Some of the applications of smart contracts include transfer of ownerships like automobile and real estate tiles, where the title would automatically transfer from seller to buyer but only once the smart contract verified the seller received the agreed upon payment. Certain insurance claims can be verified electronically, for example flight cancellation insurance can already be executed by smart contracts.
The scope of usefulness of smart contracts is currently limited since they are fairly inflexible. The example of a house sale is probably overly optimistic, and it might be wise to restrict their use to transactions that are unlikely to be disputed.

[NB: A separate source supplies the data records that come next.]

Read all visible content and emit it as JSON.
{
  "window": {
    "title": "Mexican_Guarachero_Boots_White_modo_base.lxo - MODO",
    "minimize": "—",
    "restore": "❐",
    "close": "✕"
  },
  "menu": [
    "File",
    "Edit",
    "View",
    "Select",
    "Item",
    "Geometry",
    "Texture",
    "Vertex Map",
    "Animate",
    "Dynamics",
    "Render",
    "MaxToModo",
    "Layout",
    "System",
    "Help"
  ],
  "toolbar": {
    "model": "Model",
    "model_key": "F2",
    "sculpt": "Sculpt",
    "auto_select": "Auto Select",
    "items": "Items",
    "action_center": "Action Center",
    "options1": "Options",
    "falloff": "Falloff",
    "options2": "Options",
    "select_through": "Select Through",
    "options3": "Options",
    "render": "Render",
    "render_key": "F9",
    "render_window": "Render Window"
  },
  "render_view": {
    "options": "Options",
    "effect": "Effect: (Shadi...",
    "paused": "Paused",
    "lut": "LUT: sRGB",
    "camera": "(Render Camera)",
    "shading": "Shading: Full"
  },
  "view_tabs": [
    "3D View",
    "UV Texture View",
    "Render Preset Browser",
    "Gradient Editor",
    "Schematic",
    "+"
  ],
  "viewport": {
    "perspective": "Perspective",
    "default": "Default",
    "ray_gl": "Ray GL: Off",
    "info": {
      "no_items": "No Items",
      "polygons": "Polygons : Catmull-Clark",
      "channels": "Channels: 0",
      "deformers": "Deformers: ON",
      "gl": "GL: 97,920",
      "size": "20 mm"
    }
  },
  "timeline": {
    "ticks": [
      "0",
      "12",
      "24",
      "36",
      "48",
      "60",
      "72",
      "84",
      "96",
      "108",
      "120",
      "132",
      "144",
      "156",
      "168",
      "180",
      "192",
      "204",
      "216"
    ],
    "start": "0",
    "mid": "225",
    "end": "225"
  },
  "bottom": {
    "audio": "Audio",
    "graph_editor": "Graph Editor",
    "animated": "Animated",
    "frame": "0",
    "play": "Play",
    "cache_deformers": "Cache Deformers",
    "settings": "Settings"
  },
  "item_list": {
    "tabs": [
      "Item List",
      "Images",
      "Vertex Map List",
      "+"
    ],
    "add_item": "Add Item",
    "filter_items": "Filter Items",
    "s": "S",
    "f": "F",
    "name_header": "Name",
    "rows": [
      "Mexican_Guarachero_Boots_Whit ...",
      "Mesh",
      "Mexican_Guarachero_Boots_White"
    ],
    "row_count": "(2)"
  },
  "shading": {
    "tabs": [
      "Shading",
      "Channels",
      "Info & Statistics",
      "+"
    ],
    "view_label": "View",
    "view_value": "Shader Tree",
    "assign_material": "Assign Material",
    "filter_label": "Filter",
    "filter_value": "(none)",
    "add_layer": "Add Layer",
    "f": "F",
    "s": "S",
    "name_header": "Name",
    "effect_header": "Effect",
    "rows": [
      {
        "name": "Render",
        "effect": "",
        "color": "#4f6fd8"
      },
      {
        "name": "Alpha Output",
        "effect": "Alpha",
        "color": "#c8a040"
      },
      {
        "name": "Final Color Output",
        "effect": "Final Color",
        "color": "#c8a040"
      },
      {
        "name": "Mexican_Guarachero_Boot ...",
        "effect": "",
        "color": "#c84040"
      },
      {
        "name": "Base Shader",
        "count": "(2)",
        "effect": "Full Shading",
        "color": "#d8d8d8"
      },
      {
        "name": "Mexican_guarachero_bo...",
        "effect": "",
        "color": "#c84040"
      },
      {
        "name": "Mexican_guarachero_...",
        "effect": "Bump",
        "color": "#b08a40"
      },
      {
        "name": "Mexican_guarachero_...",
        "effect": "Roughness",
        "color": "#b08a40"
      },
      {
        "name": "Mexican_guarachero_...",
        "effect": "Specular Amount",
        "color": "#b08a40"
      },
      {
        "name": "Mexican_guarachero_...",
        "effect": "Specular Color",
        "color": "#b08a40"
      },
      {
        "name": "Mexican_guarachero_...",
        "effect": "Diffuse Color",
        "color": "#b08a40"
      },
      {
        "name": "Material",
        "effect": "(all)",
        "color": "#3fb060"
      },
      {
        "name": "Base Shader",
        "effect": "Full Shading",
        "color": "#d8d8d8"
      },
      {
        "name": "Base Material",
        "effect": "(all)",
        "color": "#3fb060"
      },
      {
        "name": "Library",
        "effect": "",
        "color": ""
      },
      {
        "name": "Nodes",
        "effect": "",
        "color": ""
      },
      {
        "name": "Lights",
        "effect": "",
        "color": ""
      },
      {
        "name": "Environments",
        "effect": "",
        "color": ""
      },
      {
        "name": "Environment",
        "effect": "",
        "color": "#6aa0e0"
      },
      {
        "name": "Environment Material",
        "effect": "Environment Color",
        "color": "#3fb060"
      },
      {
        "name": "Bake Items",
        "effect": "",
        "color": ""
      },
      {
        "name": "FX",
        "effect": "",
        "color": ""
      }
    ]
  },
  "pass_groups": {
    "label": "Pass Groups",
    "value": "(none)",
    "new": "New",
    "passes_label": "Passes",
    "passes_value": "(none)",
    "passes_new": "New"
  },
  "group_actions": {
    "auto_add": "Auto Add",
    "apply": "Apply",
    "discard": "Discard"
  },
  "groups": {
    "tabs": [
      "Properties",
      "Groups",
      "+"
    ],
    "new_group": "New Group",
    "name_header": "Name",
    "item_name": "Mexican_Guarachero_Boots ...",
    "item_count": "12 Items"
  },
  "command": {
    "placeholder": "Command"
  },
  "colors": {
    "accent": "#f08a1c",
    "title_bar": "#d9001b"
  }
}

One of the more promising proposed uses for smart contracts is voting. By leveraging the blockchain distributed ledger model, and giving each voter a record of their ballot, “blockchain enabled voting” (BEV) could potentially shift the authority around elections away from centralized organizations and put it in the hands of the voters. It could also potentially eliminate fraud, as any change to the decentralized ledger would be immediately noticed by everyone else who has a copy of it.
Blockchain enabled voting doesn’t need to be limited to national political elections. In fact, in its current form, BEV might be best suited to smaller organizations. It has already been employed for shareholder voting and inter-party elections in Europe. Probably the biggest impediment to its adoption for national elections is getting the whole electorate to understand and trust the technology behind it. This may require a generational shift in thinking.
The consensus seems to be that while blockchain takes some control away from centralized institutions and provides a greater degree of transparency, the promised revolution is not coming with any haste. In fact, the governments and industries that were supposed to be disrupted by blockchain technology have already begun to leverage it to improve their products and services. That, however, doesn’t mean it will not be extremely impactful in limited applications.